Les prophéties, fondements de la culture vivante, de tout temps
ont animé le cours de l'histoire. Elles s'offrent encore dans la
modernité sous leurs formes anciennes ou renouvelées.
Quel est le sens ou la fonction qui les soutient et de quel possible
ou impossible fondement ? Les «messianismes» qui, parfois en
résultent, valent-ils à l'aune de la foi et de la seule mystique ou des
valeurs intrinsèques et des perspectives qu'ils promeuvent ? Sont-ils
accordés à une universalité raisonnable ou au seul arbitraire d'un
dogme ? Selon quels indices alors, d'un paradigme inconscient ou
occulté ?
Plusieurs figures de la prophétie sont ici présentées :
l'hébraïco-judaïsme en son symbolisme inaugural et celui de ses
épigones chrétiens et musulmans, l'antiquité gréco-latine aux
pratiques divinatoires et impériales, l'Occident renaissant ou plus
tardif et son oracle politique, esthétique ou de science offrant des
promesses d'aurores et tant d'eschatologies rapatriées dans
l'immanence.
Un comprendre de ces enjeux, aujourd'hui plus que jamais,
s'impose.
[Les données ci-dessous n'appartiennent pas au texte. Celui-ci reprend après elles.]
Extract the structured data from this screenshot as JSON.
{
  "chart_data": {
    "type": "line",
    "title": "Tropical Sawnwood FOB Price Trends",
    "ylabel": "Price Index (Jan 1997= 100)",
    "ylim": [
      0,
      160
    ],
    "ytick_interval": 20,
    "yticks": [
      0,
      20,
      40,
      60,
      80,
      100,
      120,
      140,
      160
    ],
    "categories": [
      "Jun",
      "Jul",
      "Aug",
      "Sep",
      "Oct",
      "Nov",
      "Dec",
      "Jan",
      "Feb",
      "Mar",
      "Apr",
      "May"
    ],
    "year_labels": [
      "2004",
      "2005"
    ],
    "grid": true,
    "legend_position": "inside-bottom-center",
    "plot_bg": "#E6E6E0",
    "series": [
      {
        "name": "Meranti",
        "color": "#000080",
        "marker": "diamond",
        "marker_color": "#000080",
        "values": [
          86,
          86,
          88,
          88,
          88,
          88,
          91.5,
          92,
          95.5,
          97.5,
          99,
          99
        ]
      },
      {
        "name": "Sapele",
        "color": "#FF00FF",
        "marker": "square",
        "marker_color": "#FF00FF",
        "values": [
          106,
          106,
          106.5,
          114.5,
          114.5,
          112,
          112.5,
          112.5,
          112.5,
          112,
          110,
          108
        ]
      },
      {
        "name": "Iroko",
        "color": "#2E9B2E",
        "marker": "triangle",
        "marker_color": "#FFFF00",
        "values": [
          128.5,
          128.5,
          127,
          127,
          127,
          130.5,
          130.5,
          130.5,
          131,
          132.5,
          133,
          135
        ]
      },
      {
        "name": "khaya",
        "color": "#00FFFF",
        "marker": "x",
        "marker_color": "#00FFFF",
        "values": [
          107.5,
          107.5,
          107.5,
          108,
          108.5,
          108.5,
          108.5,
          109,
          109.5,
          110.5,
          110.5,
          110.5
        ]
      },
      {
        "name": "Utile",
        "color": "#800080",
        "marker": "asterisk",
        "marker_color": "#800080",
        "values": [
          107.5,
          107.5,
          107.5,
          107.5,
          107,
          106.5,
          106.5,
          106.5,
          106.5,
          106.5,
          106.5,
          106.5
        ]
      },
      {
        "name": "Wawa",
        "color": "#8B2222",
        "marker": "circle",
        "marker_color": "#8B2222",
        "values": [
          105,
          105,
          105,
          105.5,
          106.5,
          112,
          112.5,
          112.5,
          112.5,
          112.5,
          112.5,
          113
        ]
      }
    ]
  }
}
Le prophétisme, selon sa perspective, pourrait bien figer
l'homme en la statue de sel de la légende autant que perpétuer son
errance, à moins qu'il n'aide à révéler des horizons nouveaux, selon
la pertinence de ses vues.
Ce nouveau numéro de l'Art du Comprendre se propose, entre
herméneutique et critique, anthropologie et histoire, d'explorer les
lumières et les ombres du prophétisme.